Hydel power generation is not new and has been providing electricity to several parts of the world for decades.
Yes, I said ‘Hydel’ not ‘Hydro’ as there is a slight difference
So, Hydropower is the power of water that may be used for various purposes like watermills for irrigation, operating mechanical devices, generating electricity, etc.
Whereas Hydel power is a more general term meaning the generation of electricity through water.
(Truth is there is only a small difference but it’s always good to be accurate.)
Ok, back to the subject at hand…
So, what is different about this new technology around power generation using droplets?
Let us talk a little bit about earlier innovations around droplet-based electricity generating structures and then look at what the new findings look like.
What Are The Challenges with Existing Technologies…
When droplets of water are allowed to fall on a surface, they generate a sort of low-frequency kinetic energy.
Previously, several experiments were carried out to see if this energy could be converted to electricity. The results were, well, not a complete zero, but not very promising either.
The primary challenge behind these trials was that the amount of charge generated by this form of contact of a droplet on a surface was quite low.
No, you could not even probably light up your Christmas tree with it. Of course, back then, scientists were unsure of which surfaces would be best for the droplets to fall on.
So, what changed now?
PTFE To The Rescue…
Researchers at the City University of Hong Kong found a possible solution to the low energy conversion issue by changing the surface on which the water droplets fell.
Because after thorough research, they decided to go with polytetrafluoroethylene (PTFE).
PTFE is a versatile material with several amazing properties such as high-temperature resistance, non-wetting, high density, and so on.
The term PTFE might ring a bell to those who use non-stick cookware in their kitchen as this material commonly provides the non-stick coating on these utensils.
So, why did the research team choose PTFE?
The answer was astonishingly simple. It was seen that when water droplets fell on a PTFE surface, the surface charges generated continued to accumulate until they reached a saturation point. This saturation point was high enough to convert the charges into usable electric power.
The Role of FET-Like Structures
The miraculous findings around PTFE led the scientists to believe that energy conversion at a higher rate than traditional methods is possible through mere water droplets.

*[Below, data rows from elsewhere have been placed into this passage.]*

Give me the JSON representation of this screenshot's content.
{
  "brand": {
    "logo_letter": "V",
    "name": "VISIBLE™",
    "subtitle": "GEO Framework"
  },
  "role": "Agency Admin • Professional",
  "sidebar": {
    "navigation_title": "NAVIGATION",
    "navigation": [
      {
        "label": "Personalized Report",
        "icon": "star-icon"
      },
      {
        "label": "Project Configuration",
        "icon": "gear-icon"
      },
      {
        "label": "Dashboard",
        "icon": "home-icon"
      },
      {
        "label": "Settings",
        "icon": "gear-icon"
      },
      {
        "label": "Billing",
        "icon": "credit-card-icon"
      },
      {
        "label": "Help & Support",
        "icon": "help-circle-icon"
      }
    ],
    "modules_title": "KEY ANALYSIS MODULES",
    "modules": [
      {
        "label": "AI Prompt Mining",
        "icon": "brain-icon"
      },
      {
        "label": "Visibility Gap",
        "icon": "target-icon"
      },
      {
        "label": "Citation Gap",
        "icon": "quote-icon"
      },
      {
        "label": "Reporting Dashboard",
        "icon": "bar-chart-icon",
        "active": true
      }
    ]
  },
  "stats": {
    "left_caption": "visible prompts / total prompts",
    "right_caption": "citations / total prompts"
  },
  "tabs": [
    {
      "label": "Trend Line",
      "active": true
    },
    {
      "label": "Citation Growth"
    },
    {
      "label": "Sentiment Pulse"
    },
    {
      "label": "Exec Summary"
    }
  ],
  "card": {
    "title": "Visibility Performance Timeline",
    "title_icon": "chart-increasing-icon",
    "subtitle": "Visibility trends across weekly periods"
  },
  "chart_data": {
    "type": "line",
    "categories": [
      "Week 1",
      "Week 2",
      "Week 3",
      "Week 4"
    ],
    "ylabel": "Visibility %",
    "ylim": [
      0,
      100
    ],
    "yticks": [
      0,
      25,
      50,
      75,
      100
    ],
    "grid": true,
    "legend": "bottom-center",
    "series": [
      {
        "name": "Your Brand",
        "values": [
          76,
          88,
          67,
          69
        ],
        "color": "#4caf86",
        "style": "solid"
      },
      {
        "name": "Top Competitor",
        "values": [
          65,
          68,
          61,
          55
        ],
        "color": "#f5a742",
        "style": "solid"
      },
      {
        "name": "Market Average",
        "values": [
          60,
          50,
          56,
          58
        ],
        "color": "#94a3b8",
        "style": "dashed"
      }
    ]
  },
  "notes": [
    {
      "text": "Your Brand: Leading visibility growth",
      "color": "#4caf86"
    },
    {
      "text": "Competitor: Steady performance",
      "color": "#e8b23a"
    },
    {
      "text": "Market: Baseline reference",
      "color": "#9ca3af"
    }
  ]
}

In order to give the theory a glimmer of practical hope, they designed a structure similar to a Field-Effect Transistor (FET).
It was a simple setup of an aluminum electrode and another electrode made of Indium Tin Oxide (ITO) which they then coated with PTFE.
In the controlled experiment, water droplets were allowed to continuously fall on the PTFE surface which formed a closed circuit of an uninterrupted, high-density power source.
Promising Future In Sustainable Energy?
It is all very well to know that PTFE has a high energy conversion rate when it comes to using the kinetic energy of a falling droplet of water.
But is it sustainable? How much electricity does it generate? Well, all of these questions have promising answers as well.
The research team has proven that when a droplet of water measuring a millionth of a litre falls on a PTFE surface from a height of 15 cm, the power generated could switch on a hundred LED light bulbs. Now, that is truly inspiring.
Moving On To Sustainability…
This technology has a promising future as any form of water droplet can be used regardless of the source.
Also, this device could be built onto any surface area, however large or small. So, do not be surprised if you visit a coastal area a few years down the line and spot a ‘droplet electricity generator’.
Because if this technology can be scaled, the scope is limitless.
Now, In this era of rapidly depleting natural gases and other fossil fuels, such an innovation truly looks like a huge milestone for renewable energy enthusiasts so fingers crossed the future looks bright for this new innovation.